I'm sorry to break it to you, but with SD video sources, plasmas just plain SUCK! Your old CRT probably DID have a better picture than your spankin' new plasma (with SD sources). I always advise my friends; DO NOT "upgrade" to one of them new-fangled HDTVs unless you do your majority of viewing with HD sources...it just doesn't make any sense.

Plasma TVs were designed to display HD (IMHO, not as well as DLP, but that's another thread/forum/site), the increased resolution of your new HDTV is going to reveal all those flaws in that SD picture that you couldn't see on your old CRT.

Also, your new TV is CONSIDERABLY larger than your old CRT, this more than anything is why you see the flaws in the SD picture more clear than ever. How far do you sit from the TV? Maybe your sitting too close, as well.

Something that hasn't been mentioned yet; are you watching that SD/4:3 material (R10) in stretch-O-vision?? Using ANY of your HDTVs stretch/zoom modes is very bad for picture quality...adds a ton of compression and digital artifacting. TURN IT OFF! This can sometimes come up against considerable protest from the SO..."What's the point of having that big TV if you aren't gonna use the WHOLE SCREEN?"...you'll get used to the pillar bars on 4:3 material and learn to hate stretch-O-vision just like me. 

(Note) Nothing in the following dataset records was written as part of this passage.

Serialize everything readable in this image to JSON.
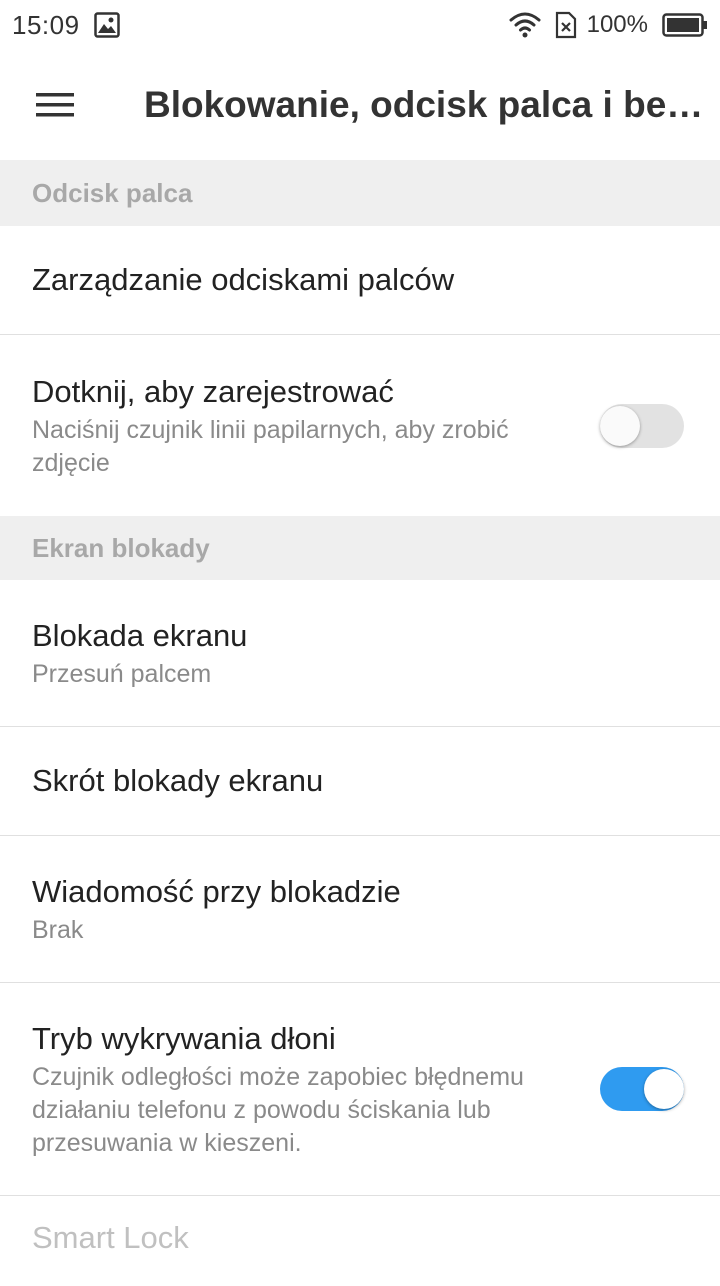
{
  "status_bar": {
    "time": "15:09",
    "battery_percent": "100%",
    "icons": [
      "image-icon",
      "wifi-icon",
      "no-sim-icon",
      "battery-icon"
    ]
  },
  "app_bar": {
    "title": "Blokowanie, odcisk palca i be…"
  },
  "sections": {
    "fingerprint": {
      "header": "Odcisk palca",
      "manage": {
        "title": "Zarządzanie odciskami palców"
      },
      "tap_to_register": {
        "title": "Dotknij, aby zarejestrować",
        "subtitle": "Naciśnij czujnik linii papilarnych, aby zrobić zdjęcie",
        "enabled": false
      }
    },
    "lock_screen": {
      "header": "Ekran blokady",
      "screen_lock": {
        "title": "Blokada ekranu",
        "subtitle": "Przesuń palcem"
      },
      "lock_shortcut": {
        "title": "Skrót blokady ekranu"
      },
      "lock_message": {
        "title": "Wiadomość przy blokadzie",
        "subtitle": "Brak"
      },
      "palm_detection": {
        "title": "Tryb wykrywania dłoni",
        "subtitle": "Czujnik odległości może zapobiec błędnemu działaniu telefonu z powodu ściskania lub przesuwania w kieszeni.",
        "enabled": true
      },
      "smart_lock": {
        "title": "Smart Lock"
      }
    }
  },
  "colors": {
    "accent": "#2f9bf0",
    "section_bg": "#efefef",
    "section_text": "#a8a8a8",
    "divider": "#e0e0e0"
  }
}
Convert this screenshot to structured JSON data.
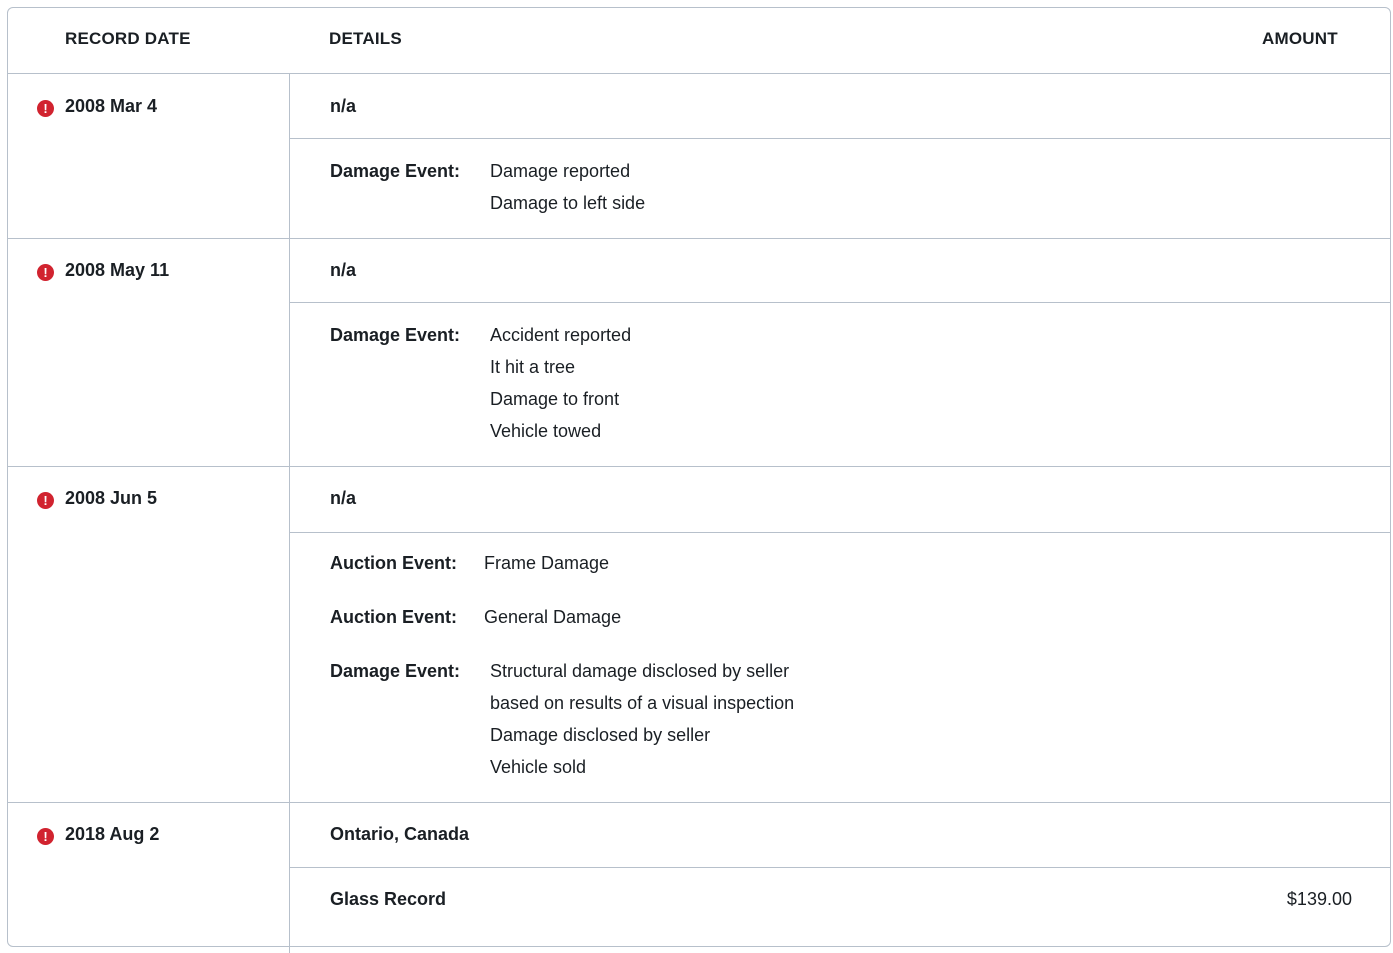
{
  "table": {
    "headers": {
      "record_date": "RECORD DATE",
      "details": "DETAILS",
      "amount": "AMOUNT"
    },
    "records": [
      {
        "date": "2008 Mar 4",
        "location": "n/a",
        "events": [
          {
            "label": "Damage Event:",
            "lines": [
              "Damage reported",
              "Damage to left side"
            ]
          }
        ]
      },
      {
        "date": "2008 May 11",
        "location": "n/a",
        "events": [
          {
            "label": "Damage Event:",
            "lines": [
              "Accident reported",
              "It hit a tree",
              "Damage to front",
              "Vehicle towed"
            ]
          }
        ]
      },
      {
        "date": "2008 Jun 5",
        "location": "n/a",
        "events": [
          {
            "label": "Auction Event:",
            "lines": [
              "Frame Damage"
            ]
          },
          {
            "label": "Auction Event:",
            "lines": [
              "General Damage"
            ]
          },
          {
            "label": "Damage Event:",
            "lines": [
              "Structural damage disclosed by seller",
              "based on results of a visual inspection",
              "Damage disclosed by seller",
              "Vehicle sold"
            ]
          }
        ]
      },
      {
        "date": "2018 Aug 2",
        "location": "Ontario, Canada",
        "events": [
          {
            "label": "Glass Record",
            "amount": "$139.00"
          }
        ]
      }
    ]
  },
  "icons": {
    "alert": "alert-circle-icon",
    "alert_glyph": "!",
    "alert_color": "#d1232f"
  }
}
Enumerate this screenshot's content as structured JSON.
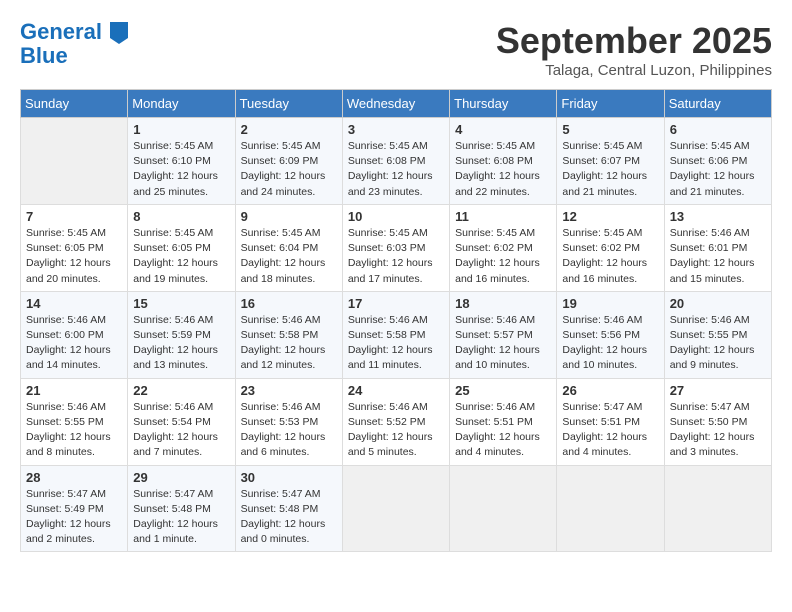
{
  "header": {
    "logo_line1": "General",
    "logo_line2": "Blue",
    "month": "September 2025",
    "location": "Talaga, Central Luzon, Philippines"
  },
  "weekdays": [
    "Sunday",
    "Monday",
    "Tuesday",
    "Wednesday",
    "Thursday",
    "Friday",
    "Saturday"
  ],
  "weeks": [
    [
      {
        "day": "",
        "info": ""
      },
      {
        "day": "1",
        "info": "Sunrise: 5:45 AM\nSunset: 6:10 PM\nDaylight: 12 hours\nand 25 minutes."
      },
      {
        "day": "2",
        "info": "Sunrise: 5:45 AM\nSunset: 6:09 PM\nDaylight: 12 hours\nand 24 minutes."
      },
      {
        "day": "3",
        "info": "Sunrise: 5:45 AM\nSunset: 6:08 PM\nDaylight: 12 hours\nand 23 minutes."
      },
      {
        "day": "4",
        "info": "Sunrise: 5:45 AM\nSunset: 6:08 PM\nDaylight: 12 hours\nand 22 minutes."
      },
      {
        "day": "5",
        "info": "Sunrise: 5:45 AM\nSunset: 6:07 PM\nDaylight: 12 hours\nand 21 minutes."
      },
      {
        "day": "6",
        "info": "Sunrise: 5:45 AM\nSunset: 6:06 PM\nDaylight: 12 hours\nand 21 minutes."
      }
    ],
    [
      {
        "day": "7",
        "info": "Sunrise: 5:45 AM\nSunset: 6:05 PM\nDaylight: 12 hours\nand 20 minutes."
      },
      {
        "day": "8",
        "info": "Sunrise: 5:45 AM\nSunset: 6:05 PM\nDaylight: 12 hours\nand 19 minutes."
      },
      {
        "day": "9",
        "info": "Sunrise: 5:45 AM\nSunset: 6:04 PM\nDaylight: 12 hours\nand 18 minutes."
      },
      {
        "day": "10",
        "info": "Sunrise: 5:45 AM\nSunset: 6:03 PM\nDaylight: 12 hours\nand 17 minutes."
      },
      {
        "day": "11",
        "info": "Sunrise: 5:45 AM\nSunset: 6:02 PM\nDaylight: 12 hours\nand 16 minutes."
      },
      {
        "day": "12",
        "info": "Sunrise: 5:45 AM\nSunset: 6:02 PM\nDaylight: 12 hours\nand 16 minutes."
      },
      {
        "day": "13",
        "info": "Sunrise: 5:46 AM\nSunset: 6:01 PM\nDaylight: 12 hours\nand 15 minutes."
      }
    ],
    [
      {
        "day": "14",
        "info": "Sunrise: 5:46 AM\nSunset: 6:00 PM\nDaylight: 12 hours\nand 14 minutes."
      },
      {
        "day": "15",
        "info": "Sunrise: 5:46 AM\nSunset: 5:59 PM\nDaylight: 12 hours\nand 13 minutes."
      },
      {
        "day": "16",
        "info": "Sunrise: 5:46 AM\nSunset: 5:58 PM\nDaylight: 12 hours\nand 12 minutes."
      },
      {
        "day": "17",
        "info": "Sunrise: 5:46 AM\nSunset: 5:58 PM\nDaylight: 12 hours\nand 11 minutes."
      },
      {
        "day": "18",
        "info": "Sunrise: 5:46 AM\nSunset: 5:57 PM\nDaylight: 12 hours\nand 10 minutes."
      },
      {
        "day": "19",
        "info": "Sunrise: 5:46 AM\nSunset: 5:56 PM\nDaylight: 12 hours\nand 10 minutes."
      },
      {
        "day": "20",
        "info": "Sunrise: 5:46 AM\nSunset: 5:55 PM\nDaylight: 12 hours\nand 9 minutes."
      }
    ],
    [
      {
        "day": "21",
        "info": "Sunrise: 5:46 AM\nSunset: 5:55 PM\nDaylight: 12 hours\nand 8 minutes."
      },
      {
        "day": "22",
        "info": "Sunrise: 5:46 AM\nSunset: 5:54 PM\nDaylight: 12 hours\nand 7 minutes."
      },
      {
        "day": "23",
        "info": "Sunrise: 5:46 AM\nSunset: 5:53 PM\nDaylight: 12 hours\nand 6 minutes."
      },
      {
        "day": "24",
        "info": "Sunrise: 5:46 AM\nSunset: 5:52 PM\nDaylight: 12 hours\nand 5 minutes."
      },
      {
        "day": "25",
        "info": "Sunrise: 5:46 AM\nSunset: 5:51 PM\nDaylight: 12 hours\nand 4 minutes."
      },
      {
        "day": "26",
        "info": "Sunrise: 5:47 AM\nSunset: 5:51 PM\nDaylight: 12 hours\nand 4 minutes."
      },
      {
        "day": "27",
        "info": "Sunrise: 5:47 AM\nSunset: 5:50 PM\nDaylight: 12 hours\nand 3 minutes."
      }
    ],
    [
      {
        "day": "28",
        "info": "Sunrise: 5:47 AM\nSunset: 5:49 PM\nDaylight: 12 hours\nand 2 minutes."
      },
      {
        "day": "29",
        "info": "Sunrise: 5:47 AM\nSunset: 5:48 PM\nDaylight: 12 hours\nand 1 minute."
      },
      {
        "day": "30",
        "info": "Sunrise: 5:47 AM\nSunset: 5:48 PM\nDaylight: 12 hours\nand 0 minutes."
      },
      {
        "day": "",
        "info": ""
      },
      {
        "day": "",
        "info": ""
      },
      {
        "day": "",
        "info": ""
      },
      {
        "day": "",
        "info": ""
      }
    ]
  ]
}
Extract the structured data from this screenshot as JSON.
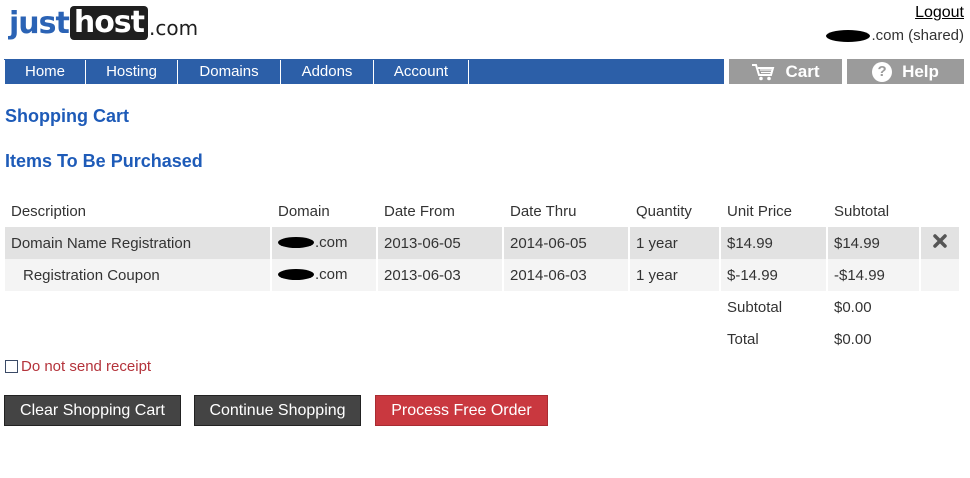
{
  "header": {
    "logo": {
      "just": "just",
      "host": "host",
      "com": ".com"
    },
    "logout_label": "Logout",
    "account_domain_suffix": ".com (shared)"
  },
  "nav": {
    "items": [
      {
        "label": "Home"
      },
      {
        "label": "Hosting"
      },
      {
        "label": "Domains"
      },
      {
        "label": "Addons"
      },
      {
        "label": "Account"
      }
    ],
    "cart_label": "Cart",
    "help_label": "Help",
    "cart_icon": "shopping-cart-icon",
    "help_icon": "question-circle-icon",
    "bar_color": "#2c5fa8",
    "util_color": "#9b9b9b"
  },
  "page_title": "Shopping Cart",
  "section_title": "Items To Be Purchased",
  "table": {
    "headers": [
      "Description",
      "Domain",
      "Date From",
      "Date Thru",
      "Quantity",
      "Unit Price",
      "Subtotal"
    ],
    "rows": [
      {
        "description": "Domain Name Registration",
        "domain_suffix": ".com",
        "date_from": "2013-06-05",
        "date_thru": "2014-06-05",
        "quantity": "1 year",
        "unit_price": "$14.99",
        "subtotal": "$14.99"
      },
      {
        "description": "Registration Coupon",
        "domain_suffix": ".com",
        "date_from": "2013-06-03",
        "date_thru": "2014-06-03",
        "quantity": "1 year",
        "unit_price": "$-14.99",
        "subtotal": "-$14.99"
      }
    ],
    "subtotal_label": "Subtotal",
    "subtotal_value": "$0.00",
    "total_label": "Total",
    "total_value": "$0.00"
  },
  "receipt_label": "Do not send receipt",
  "buttons": {
    "clear": "Clear Shopping Cart",
    "continue": "Continue Shopping",
    "process": "Process Free Order"
  },
  "colors": {
    "heading": "#1e5bb8",
    "receipt_text": "#b4333b",
    "process_button": "#c9383f",
    "dark_button": "#444444"
  }
}
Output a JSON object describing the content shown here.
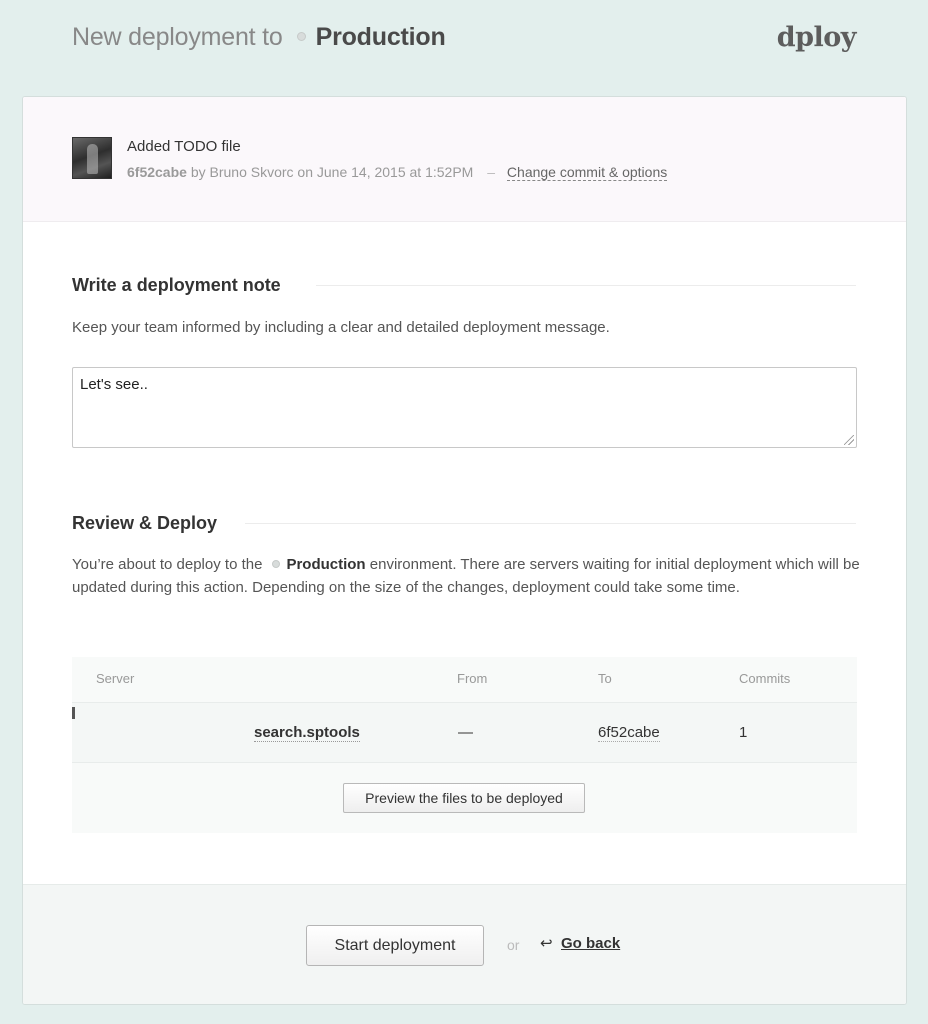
{
  "header": {
    "title_prefix": "New deployment to",
    "environment": "Production",
    "logo": "dploy"
  },
  "commit": {
    "message": "Added TODO file",
    "hash": "6f52cabe",
    "meta_text": "by Bruno Skvorc on June 14, 2015 at 1:52PM",
    "separator": "–",
    "change_link": "Change commit & options"
  },
  "note_section": {
    "title": "Write a deployment note",
    "description": "Keep your team informed by including a clear and detailed deployment message.",
    "textarea_value": "Let's see.."
  },
  "review_section": {
    "title": "Review & Deploy",
    "desc_before": "You’re about to deploy to the",
    "desc_env": "Production",
    "desc_after": "environment. There are servers waiting for initial deployment which will be updated during this action. Depending on the size of the changes, deployment could take some time."
  },
  "table": {
    "columns": [
      "Server",
      "From",
      "To",
      "Commits"
    ],
    "rows": [
      {
        "server": "search.sptools",
        "from": "—",
        "to": "6f52cabe",
        "commits": "1"
      }
    ],
    "preview_button": "Preview the files to be deployed"
  },
  "footer": {
    "start_button": "Start deployment",
    "or": "or",
    "back_arrow": "↩",
    "go_back": "Go back"
  },
  "colors": {
    "page_background": "#e3efed",
    "card_background": "#ffffff",
    "commit_bar_background": "#fbf8fb",
    "footer_background": "#f3f6f5"
  }
}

Also, turn off any "picture enhancing" features...I'm not familiar with your TV, but they are usually called "digital noise reduction" or some such nonsense. You might want to visit AVSforum.com and see if there is a thread for your new TV. You didn't mention your model #, but here's the link to the Plasma Displays forum - http://www.avsforum.com/avs-vb/forumdisplay.php?f=167

Just to re-iterate what others have said; never, EVER, EVER use the coax (antenna) connection for anything other than, ummm, an antenna!! 

Just so you know there is hope; my R10 on my 61" Samsung DLP, after calibration and a couple service menu tweaks, has a great picture. Some channels can even come close to upscaled DVD quality, but most are just "acceptable".

Get that DVE disk (the HD version) and tweak that mother up!

Good luck.

BTW, the D* HD DVR is not THAT bad...I've been a Tivo user for 8 years or so and I don't hate it...that much.